Another woman, a local teacher, also in her twenties, shops at Priscilla's, too, but not the one in Blue Springs. She and her husband drive over to Lee's Summit to reduce the chances she'll run into one of her students' parents, though, come to think of it, how could they complain? “What are they doing there? That's the way I look at it.” She and her husband like to experiment with sex and porn. Some things work, some don't. Lately they've been taking “baby steps” with anal sex because after five years, you know, things start to repeat and you need to keep 'em fresh.

“Times have changed,” she says. “I'm not sure why. Things are just more openly discussed, more freely accepted. I think it is a shift in our thinking, the whole society.”

I find Kathy Pierson's eighteen-year-old daughter coming down Julie Bunton's stairs, so I wheedle her to sit with me on the landing. She is very pretty, thin, with the best of Kathy's features. We talk a little about what it's like to come to one of these things with your mom, whom you once accused of being a sex freak, and she admits that it can be a little strange. But without any prodding from me, she recalls the day her mother looked at her and said, “You're having sex!” and her daughter responded, “How did you know?” and Kathy said, “I can tell from the look on your face.” The great thing about her mom, though, is that she didn't panic.

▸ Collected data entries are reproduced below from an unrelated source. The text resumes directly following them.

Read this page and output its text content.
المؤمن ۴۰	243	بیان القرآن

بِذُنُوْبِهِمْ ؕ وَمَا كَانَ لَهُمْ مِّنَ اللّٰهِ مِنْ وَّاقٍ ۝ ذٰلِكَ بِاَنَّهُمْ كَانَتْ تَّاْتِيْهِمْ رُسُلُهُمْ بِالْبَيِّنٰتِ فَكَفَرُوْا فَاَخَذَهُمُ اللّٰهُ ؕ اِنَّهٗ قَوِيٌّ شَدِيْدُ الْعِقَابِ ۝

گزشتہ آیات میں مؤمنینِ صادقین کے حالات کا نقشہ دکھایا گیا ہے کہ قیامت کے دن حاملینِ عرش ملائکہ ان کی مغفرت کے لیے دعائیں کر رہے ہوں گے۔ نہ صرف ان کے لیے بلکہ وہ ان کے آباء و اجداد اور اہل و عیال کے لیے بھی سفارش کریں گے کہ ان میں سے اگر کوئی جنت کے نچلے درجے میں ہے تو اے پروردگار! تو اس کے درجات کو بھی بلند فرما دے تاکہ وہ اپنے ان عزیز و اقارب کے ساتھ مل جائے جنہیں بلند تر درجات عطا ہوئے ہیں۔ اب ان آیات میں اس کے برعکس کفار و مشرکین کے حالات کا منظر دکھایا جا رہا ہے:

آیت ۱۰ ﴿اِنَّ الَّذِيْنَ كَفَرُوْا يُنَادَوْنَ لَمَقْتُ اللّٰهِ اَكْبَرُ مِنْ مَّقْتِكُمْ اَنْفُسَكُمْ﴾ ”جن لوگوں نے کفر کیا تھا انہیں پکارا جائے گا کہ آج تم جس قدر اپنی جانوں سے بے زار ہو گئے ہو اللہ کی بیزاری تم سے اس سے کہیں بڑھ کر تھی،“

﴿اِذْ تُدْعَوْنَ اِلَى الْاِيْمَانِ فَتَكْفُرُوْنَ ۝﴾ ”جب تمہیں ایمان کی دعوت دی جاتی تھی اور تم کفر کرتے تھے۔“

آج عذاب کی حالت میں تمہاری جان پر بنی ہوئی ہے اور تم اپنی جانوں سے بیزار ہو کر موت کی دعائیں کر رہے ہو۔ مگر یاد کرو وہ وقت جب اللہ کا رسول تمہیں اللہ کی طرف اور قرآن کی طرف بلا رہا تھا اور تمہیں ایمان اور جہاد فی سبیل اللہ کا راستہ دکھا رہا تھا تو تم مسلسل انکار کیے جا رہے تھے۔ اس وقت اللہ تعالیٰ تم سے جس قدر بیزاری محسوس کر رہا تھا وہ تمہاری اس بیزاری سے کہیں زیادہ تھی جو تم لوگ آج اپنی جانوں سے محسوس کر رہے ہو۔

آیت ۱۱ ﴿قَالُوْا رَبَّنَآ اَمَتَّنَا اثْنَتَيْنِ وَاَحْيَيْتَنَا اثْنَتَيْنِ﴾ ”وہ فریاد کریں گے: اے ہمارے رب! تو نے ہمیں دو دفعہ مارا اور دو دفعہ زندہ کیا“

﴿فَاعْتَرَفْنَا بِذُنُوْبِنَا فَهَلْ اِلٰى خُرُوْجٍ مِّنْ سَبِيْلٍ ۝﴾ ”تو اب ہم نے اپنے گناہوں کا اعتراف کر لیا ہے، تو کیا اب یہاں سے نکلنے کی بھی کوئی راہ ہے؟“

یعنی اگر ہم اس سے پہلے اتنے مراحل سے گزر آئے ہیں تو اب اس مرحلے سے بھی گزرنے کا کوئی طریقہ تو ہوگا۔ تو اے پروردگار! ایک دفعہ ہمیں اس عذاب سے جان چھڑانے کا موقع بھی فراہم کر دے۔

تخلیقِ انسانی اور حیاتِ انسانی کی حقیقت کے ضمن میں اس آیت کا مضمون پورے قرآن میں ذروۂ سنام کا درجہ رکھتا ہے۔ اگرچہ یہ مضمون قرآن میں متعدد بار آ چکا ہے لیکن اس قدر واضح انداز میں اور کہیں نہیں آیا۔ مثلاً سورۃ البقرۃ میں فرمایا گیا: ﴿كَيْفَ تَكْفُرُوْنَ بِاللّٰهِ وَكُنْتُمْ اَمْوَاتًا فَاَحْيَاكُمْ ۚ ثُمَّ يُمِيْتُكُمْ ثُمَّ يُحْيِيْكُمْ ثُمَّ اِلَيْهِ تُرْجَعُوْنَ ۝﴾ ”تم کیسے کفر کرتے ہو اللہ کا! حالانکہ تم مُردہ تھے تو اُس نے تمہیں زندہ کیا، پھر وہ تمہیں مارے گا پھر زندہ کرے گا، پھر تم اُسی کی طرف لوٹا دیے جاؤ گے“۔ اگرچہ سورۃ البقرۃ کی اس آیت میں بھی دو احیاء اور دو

“She is liberal that way. We can talk about it. Like, she knows my best friend, and her mom has no idea she's having sex and my friend hates that because she can't talk to her mom and so she talks to me and my mom.”

She's religious, she says, a Baptist, so I ask if she ever feels guilty about having sex with her boyfriend. She looks surprised, as if she has never thought about guilt, as if by asking the question I have revealed myself to be hopeless. Don't I get it?

“Get what?”

“The Internet.”

You don't learn about sex from school. Maybe a little from an older sister, and certainly nothing from church. No, dude, it's the Internet. When she has questions about sex, she just goes online and it's all there. Her church may be the place to learn about matters of the spirit or God, and her school may be the place to learn about geometry and the Entente Cordiale, but the Internet is a more reliable and honest sex academy than her church or her school, and it is a place where people don't go to hell for having sex. It has killed sex guilt. “I bet I am more educated even than some women in their thirties. Things are way different now.”

She did not need a college course like Anne's because she really isn't a citizen—or a captive of—her small town the way I was a citizen of mine and Anne and Kathy were citizens of theirs. Her small town isn't nearly as small as it used to be, for one thing. It's filling with anonymous-looking tracts occupied with anonymous people, salmon far out of their home waters. More important, she does not have to leave to go away. She can project her mind through seventy different channels of cable TV and sojourn in the digital realm via the Internet, becoming part of the global pop culture mind without the slightest sense of being displaced.

“We have always been twenty-five years behind the rest of the country,” Anne told me a few minutes ago, “but now we are catching up.”

 

I
'm into my second vodka and orange juice slushie but still not feeling anything other than an urge to pee. Brooke has set up her presentation and gotten partway through the first half. Eight women are sitting roughly in a circle on a couch and some chairs in a tiny living room of a town house in Kearney, Missouri. They are listening to Brooke's rat-a-tat-tat. I am now convinced that Brooke, who has been a very sweet guide and mentor, doesn't actually hear what she says anymore, because if she did, there would be a terrible mental cost to giving this same talk three times per week.

The women here are cops, mostly, or employees of a local police department, and so, from nowhere, it occurs to somebody to say, “Hey, I wonder if this could be considered ‘conduct unbecoming an officer.'” After a few giggles, and jokes about conduct that might
really
be unbecoming an officer, another cop says, “You know, maybe it would be!”

Hmmm. On the one hand, we're in a private house on our time, says a third. “Yeah, but on the other, this guy's here.”